Pasażerowie od dawna narzekają na ceny napojów i żywności na lotniskach. Są bardzo wywindowane, bo osoby czekające na samolot nie mają wyboru – jeśli chcą się napić lub coś zjeść, są skazani na sklepy czy punkty gastronomiczne znajdujące się w strefie wolnocłowej.

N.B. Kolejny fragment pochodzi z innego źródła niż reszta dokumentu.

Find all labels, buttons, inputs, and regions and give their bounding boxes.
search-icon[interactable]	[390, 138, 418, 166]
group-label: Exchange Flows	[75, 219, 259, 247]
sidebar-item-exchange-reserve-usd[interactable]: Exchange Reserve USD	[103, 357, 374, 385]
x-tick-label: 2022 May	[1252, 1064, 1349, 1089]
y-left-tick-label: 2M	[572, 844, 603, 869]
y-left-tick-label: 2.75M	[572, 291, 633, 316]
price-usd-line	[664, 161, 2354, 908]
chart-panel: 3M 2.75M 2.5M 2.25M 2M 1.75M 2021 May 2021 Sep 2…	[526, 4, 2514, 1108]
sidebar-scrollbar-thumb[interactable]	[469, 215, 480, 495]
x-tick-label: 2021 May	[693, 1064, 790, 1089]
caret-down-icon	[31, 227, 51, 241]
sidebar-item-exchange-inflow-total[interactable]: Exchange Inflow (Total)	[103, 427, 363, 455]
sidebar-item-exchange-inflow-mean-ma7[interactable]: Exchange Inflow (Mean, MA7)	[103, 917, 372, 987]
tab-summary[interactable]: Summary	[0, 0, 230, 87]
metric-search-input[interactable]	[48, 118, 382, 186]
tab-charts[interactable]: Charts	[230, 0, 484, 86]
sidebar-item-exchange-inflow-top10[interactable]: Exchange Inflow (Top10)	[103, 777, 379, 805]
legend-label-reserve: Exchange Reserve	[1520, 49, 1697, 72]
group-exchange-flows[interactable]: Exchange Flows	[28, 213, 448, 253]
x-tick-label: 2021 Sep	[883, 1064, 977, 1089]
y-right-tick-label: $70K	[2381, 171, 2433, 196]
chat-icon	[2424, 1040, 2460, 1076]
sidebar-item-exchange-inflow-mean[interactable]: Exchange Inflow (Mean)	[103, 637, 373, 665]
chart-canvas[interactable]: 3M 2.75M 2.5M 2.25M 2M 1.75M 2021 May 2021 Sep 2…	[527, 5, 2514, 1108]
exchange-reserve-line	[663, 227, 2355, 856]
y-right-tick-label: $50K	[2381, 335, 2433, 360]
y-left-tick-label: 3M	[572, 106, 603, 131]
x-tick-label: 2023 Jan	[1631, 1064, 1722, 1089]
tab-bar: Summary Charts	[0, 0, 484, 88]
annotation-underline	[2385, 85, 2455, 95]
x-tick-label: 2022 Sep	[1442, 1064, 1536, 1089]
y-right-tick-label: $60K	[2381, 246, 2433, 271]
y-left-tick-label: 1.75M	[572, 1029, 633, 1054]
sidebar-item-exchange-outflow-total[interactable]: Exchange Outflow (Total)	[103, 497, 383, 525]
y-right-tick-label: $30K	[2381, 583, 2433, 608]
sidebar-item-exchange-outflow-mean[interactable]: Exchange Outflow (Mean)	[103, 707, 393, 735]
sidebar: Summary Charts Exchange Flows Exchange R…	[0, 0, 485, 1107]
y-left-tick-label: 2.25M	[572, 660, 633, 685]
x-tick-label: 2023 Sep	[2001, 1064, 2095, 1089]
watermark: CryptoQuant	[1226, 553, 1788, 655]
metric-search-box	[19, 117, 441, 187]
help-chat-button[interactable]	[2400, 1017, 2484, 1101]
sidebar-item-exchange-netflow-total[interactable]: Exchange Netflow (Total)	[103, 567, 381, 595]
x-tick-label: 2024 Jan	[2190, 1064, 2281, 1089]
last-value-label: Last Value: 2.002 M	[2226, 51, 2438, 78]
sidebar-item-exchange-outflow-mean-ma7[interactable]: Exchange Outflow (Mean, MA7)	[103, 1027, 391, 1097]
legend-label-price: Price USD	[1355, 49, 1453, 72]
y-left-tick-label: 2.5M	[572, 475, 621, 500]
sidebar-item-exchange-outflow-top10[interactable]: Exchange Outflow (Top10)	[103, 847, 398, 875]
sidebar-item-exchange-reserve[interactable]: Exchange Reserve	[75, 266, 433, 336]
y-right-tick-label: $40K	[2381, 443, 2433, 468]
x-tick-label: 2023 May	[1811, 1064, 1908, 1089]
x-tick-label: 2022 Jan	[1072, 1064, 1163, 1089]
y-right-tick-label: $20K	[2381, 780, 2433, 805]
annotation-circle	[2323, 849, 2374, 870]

Cenom wody mineralnej postanowił przyjrzeć się Urząd Ochrony Konsumentów i Konkurencji
- Urząd poprosił zarządców portów lotniczych o szczegółowe dane na temat kształtowania stawek za wodę. Zapytaliśmy również czy istnieje darmowy dostęp do wody zdatnej do picia – mówi Marek Niechciał, prezes UOKiK.
Polecany artykuł:
Z otrzymanych odpowiedzi wynika, że na większości lotnisk można kupić najtańszą wodę w butelce o pojemności pół litra za ok. 1 euro. To stawka zgodna z wytycznymi Airports Council International oraz rekomendacją Komisji Europejskiej. Najniższe ceny są w Rzeszowie (2 zł), Lublinie (3,4 zł) oraz Szczecinie (3,7 zł). A dzie jest najdrożej? Okazuje się, że w Poznaniu. Na Ławicy za półlitrową butelkę wody trzeba zapłacić przynajmniej 6,5 zł. Drugie pod względem ceny są Katowice, gdzie za wodę trzeba zapłacić 5,9 zł.

i
„Wstępna analiza odpowiedzi zarządców lotnisk pokazuje, że nie ma podstaw do stwierdzenia, że cena wody jest wynikiem działań ograniczających konkurencję. Zdaniem zapytanych przedsiębiorców wysokie ceny produktów wynikają przede wszystkim z kosztów prowadzenia działalności w strefie wolnocłowej” - czytamy w komunikacie UOKiK.
Urząd nie wyklucza dalszych działań, które mają poprawić sytuację konsumentów. Z własną inicjatywą wyszło już lotnisko Chopina w Warszawie, które zapowiada zainstalowanie trzech ujęć bezpłatnej wody pitnej.